Ay, here her tattered ensign down!
  Long has it waved on high,
    And many an eye has danced to see
      That banner in the sky.
      - A Metrical Essay [Flags]

Nail to the mast her holy flag,
  Set every threadbare sail,
    And give her to the God of storms,
      The lightning and the gale.
      - A Metrical Essay [Flags]

The freeman casting, with unpurchased hand,
  The vote that shakes the turrets of the land.
      - A Metrical Essay (l. 83) [Politics : Voting]

It cannot be repeated too often that the safety of great wealth with us lies in obedience to the new version of the Old World axiom--Richesse oblige.
      - A Moral Antipathy--Introduction [Wealth]

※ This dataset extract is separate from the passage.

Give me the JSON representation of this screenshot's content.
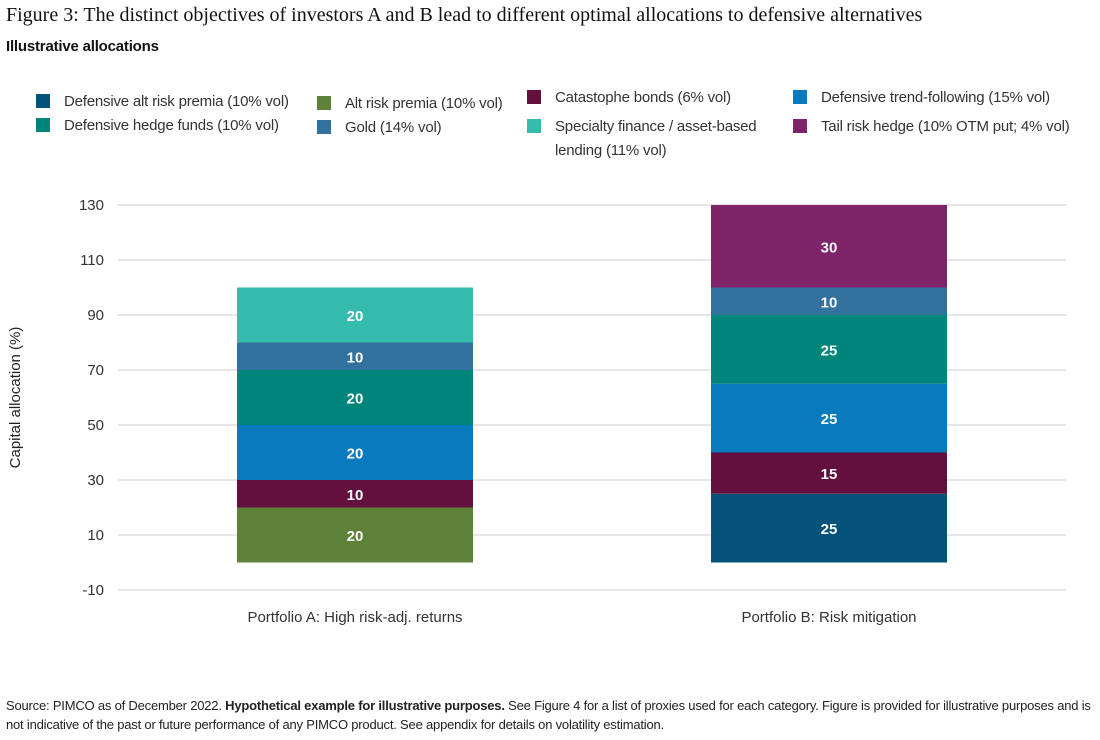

Love is the master key that opens the gates of happiness, of hatred, of jealousy, and, most easily of all, the gate of fear.
      - A Mortal Antipathy [Love]

Youth fades; love droops, the leaves of friendship fall;
  A mother's secret hope outlives them all.
      - A Mother's Secret [Hope : Mothers]

And when you stick on conversation's burs,
  Don't strew your pathway with those dreadful urs.
      - A Rhymed Lesson--Urania [Conversation]

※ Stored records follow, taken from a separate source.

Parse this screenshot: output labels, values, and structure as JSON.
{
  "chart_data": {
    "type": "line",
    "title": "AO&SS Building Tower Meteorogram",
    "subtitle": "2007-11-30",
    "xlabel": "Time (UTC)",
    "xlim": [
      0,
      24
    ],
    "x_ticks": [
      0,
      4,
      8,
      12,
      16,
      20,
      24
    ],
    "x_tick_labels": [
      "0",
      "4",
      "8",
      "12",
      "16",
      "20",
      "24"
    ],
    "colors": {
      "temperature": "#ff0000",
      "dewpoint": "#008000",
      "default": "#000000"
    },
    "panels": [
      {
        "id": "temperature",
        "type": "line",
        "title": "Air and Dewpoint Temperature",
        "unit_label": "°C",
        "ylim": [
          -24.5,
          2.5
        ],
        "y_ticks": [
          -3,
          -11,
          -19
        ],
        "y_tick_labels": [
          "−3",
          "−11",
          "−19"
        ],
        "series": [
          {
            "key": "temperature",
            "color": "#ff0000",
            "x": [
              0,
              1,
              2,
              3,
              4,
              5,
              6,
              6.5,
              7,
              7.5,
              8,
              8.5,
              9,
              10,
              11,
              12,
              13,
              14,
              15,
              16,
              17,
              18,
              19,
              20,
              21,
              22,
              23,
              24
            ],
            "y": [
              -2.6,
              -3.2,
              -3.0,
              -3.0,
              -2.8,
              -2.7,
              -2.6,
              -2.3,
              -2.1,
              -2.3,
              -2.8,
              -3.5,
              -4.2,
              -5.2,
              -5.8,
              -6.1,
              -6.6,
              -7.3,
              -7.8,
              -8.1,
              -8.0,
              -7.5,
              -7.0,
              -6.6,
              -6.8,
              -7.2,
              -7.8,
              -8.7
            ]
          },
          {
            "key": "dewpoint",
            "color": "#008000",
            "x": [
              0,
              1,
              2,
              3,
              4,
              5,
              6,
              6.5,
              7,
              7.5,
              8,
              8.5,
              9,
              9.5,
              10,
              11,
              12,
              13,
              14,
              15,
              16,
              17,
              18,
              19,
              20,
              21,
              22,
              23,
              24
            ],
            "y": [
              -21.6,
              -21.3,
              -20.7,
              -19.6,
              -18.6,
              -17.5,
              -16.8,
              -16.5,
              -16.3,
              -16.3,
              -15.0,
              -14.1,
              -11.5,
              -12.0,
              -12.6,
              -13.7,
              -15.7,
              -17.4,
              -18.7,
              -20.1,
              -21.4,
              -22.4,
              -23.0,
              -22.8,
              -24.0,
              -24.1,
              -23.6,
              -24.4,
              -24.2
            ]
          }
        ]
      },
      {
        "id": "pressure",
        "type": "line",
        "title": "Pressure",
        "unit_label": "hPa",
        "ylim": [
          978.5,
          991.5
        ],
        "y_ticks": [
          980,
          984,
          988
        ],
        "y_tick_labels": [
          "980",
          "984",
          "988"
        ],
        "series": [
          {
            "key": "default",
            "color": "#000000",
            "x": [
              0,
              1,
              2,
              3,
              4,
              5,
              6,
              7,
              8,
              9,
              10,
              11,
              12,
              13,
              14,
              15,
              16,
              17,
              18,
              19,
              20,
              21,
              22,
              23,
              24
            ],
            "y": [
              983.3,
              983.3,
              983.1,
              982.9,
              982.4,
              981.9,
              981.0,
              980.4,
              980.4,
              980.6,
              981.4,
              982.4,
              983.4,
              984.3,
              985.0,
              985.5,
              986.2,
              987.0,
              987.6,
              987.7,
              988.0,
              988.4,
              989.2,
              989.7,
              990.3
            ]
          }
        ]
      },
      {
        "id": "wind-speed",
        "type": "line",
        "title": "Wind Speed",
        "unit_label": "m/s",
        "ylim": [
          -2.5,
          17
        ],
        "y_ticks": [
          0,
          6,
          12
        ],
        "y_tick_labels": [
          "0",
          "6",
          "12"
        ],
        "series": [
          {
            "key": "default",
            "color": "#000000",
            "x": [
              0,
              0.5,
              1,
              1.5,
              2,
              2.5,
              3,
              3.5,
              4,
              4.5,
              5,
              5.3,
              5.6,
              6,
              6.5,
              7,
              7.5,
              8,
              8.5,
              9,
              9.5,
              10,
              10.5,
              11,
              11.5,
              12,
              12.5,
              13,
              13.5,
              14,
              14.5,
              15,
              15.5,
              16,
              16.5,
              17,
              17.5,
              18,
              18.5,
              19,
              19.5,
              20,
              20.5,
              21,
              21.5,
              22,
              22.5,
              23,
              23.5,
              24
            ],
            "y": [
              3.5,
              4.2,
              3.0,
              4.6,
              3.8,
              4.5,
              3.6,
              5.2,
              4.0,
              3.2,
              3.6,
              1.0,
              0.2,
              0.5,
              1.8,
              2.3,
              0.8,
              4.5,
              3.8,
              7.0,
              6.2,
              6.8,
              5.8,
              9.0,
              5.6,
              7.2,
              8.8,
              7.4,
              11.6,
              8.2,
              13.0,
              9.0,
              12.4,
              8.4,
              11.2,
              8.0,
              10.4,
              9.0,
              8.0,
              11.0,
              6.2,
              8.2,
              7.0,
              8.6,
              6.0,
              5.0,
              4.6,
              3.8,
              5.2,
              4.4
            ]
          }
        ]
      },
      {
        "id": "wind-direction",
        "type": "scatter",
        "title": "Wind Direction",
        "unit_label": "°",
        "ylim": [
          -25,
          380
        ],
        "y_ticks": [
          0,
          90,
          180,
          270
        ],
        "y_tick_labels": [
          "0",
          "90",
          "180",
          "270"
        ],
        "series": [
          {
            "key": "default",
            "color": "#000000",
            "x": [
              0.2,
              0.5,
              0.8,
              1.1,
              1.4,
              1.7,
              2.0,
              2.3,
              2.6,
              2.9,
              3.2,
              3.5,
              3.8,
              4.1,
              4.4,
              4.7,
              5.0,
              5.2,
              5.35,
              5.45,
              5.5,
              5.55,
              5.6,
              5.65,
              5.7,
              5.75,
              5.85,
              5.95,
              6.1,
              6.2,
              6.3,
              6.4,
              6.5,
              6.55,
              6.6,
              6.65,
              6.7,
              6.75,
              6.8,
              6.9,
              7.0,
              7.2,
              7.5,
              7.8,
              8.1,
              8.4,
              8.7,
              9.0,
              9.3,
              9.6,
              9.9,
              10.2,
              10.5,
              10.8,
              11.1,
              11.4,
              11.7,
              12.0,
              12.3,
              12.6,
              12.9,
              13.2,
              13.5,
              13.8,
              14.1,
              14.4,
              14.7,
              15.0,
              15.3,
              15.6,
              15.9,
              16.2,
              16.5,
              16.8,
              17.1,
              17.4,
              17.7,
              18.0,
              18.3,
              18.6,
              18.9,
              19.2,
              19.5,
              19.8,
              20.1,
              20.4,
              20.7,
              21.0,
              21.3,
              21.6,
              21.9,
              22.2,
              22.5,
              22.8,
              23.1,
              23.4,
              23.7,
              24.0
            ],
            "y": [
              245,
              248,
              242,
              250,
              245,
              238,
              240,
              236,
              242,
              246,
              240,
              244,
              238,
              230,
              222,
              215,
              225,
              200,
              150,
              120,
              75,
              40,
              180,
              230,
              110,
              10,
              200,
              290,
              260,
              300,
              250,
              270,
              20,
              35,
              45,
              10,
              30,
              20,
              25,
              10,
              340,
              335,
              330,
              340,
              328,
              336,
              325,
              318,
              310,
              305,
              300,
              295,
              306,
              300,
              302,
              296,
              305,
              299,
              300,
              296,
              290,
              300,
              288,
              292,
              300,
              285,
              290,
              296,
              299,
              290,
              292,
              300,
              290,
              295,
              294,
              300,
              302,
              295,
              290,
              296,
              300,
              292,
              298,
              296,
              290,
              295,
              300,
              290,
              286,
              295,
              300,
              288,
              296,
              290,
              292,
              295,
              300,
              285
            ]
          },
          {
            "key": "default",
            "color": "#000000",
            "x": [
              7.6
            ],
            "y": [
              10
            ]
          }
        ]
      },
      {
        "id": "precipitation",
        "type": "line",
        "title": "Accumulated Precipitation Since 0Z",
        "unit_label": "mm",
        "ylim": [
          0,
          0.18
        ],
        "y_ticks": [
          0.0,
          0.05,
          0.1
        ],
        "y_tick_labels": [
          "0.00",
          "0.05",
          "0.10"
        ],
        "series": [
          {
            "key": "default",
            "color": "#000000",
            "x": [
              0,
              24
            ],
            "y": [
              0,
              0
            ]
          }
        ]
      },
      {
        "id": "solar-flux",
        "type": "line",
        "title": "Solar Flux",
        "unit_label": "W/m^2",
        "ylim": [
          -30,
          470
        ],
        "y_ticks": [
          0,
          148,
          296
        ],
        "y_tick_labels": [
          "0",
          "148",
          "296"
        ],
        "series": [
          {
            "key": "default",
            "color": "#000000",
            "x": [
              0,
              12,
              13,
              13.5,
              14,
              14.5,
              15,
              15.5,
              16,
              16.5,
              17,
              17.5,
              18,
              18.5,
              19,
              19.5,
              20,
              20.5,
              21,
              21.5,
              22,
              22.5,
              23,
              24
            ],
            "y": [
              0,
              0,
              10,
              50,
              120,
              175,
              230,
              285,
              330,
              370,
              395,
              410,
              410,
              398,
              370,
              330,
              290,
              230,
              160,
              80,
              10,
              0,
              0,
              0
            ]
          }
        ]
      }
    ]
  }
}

I find that the great thing in this world is not so much where we stand as in what direction we are moving: To reach the port of heaven, we must sail sometimes with the wind and sometimes against it--but we must sail, and not drift, nor lie at anchor.
      - Autocrat of the Breakfast Table

No, my friends, I go (always other things being equal) for the man that inherits family traditions and the cumulative humanities of at least four or five generations.
      - Autocrat of the Breakfast Table (ch. I)

People that make puns are like wanton boys that put coppers on the railroad tracks.
      - Autocrat of the Breakfast Table (I)

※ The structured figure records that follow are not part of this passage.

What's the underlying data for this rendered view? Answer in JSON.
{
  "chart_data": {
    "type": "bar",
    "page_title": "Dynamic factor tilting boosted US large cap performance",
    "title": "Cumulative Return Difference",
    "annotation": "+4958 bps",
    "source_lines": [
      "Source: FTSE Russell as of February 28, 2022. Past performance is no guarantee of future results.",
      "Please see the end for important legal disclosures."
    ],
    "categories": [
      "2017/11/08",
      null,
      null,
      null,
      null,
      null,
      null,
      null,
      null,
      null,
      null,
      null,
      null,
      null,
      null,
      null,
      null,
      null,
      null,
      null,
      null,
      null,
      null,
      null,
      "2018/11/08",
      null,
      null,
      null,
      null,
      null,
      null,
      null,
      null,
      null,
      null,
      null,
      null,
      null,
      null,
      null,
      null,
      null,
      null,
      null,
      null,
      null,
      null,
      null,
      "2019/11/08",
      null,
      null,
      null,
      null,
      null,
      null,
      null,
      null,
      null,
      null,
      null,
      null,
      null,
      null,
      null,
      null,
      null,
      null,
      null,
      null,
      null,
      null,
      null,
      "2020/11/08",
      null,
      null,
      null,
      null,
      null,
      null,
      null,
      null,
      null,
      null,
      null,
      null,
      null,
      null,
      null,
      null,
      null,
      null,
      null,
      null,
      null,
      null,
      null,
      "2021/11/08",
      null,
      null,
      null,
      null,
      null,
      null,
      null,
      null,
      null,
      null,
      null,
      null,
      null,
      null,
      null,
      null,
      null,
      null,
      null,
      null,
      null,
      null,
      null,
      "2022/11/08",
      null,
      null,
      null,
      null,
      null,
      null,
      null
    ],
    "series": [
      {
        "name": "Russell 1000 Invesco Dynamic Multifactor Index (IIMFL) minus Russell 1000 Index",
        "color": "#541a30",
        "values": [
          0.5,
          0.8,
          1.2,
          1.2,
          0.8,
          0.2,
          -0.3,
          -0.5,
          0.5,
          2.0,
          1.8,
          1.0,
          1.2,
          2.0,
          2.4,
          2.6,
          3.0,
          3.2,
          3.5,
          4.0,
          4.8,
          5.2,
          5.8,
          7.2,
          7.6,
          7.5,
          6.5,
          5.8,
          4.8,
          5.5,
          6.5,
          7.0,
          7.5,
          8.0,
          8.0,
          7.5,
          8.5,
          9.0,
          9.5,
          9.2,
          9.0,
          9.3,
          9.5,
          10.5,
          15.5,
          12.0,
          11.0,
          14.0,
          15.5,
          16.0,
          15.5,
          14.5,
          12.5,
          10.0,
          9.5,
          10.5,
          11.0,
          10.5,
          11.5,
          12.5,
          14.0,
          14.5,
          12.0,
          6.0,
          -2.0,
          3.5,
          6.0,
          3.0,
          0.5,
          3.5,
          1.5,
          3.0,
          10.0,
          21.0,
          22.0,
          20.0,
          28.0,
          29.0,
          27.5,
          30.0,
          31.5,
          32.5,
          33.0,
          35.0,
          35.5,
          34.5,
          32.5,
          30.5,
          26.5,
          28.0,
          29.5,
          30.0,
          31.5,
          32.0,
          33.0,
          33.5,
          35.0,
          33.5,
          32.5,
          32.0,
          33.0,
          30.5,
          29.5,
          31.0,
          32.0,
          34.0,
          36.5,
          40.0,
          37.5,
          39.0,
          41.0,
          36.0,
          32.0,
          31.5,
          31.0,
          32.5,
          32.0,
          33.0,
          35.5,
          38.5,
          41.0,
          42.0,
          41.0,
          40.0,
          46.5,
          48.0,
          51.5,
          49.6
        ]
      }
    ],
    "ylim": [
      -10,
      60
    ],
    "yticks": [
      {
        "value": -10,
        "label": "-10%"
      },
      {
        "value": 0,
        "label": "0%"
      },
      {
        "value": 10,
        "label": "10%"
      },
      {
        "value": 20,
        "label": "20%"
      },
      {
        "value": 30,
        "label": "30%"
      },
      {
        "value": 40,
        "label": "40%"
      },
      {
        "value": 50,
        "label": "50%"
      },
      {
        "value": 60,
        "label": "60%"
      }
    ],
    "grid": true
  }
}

Of course everybody likes and respects self-made men. It is a great deal better to be made in that way than not to be made at all.
      - Autocrat of the Breakfast Table (l. 1)

Man has his will,--but woman has her way.
      - Autocrat of the Breakfast Table (prologue)

Boston State-house is the hub of the solar system. You couldn't pry that out of a Boston man if you had the tire of all creation straightened out for a crow-bar.
      - Autocrat of the Breakfast Table (VI)

Sin has many tools, but a lie is the handle that fits the all.
      - Autocrat of the Breakfast Table (VI)

The axis of the earth sticks out visibly through the centre of each and every town or city.
      - Autocrat of the Breakfast Table (VI)

The world's great men have not commonly been great scholars, nor its great scholars great men.
      - Autocrat of the Breakfast Table (VI)

Then there is that glorious Epicurean paradox, uttered by my friend, the Historian in one of his flashing moments: "Give us the luxuries of life, and we will dispense with its necessaries."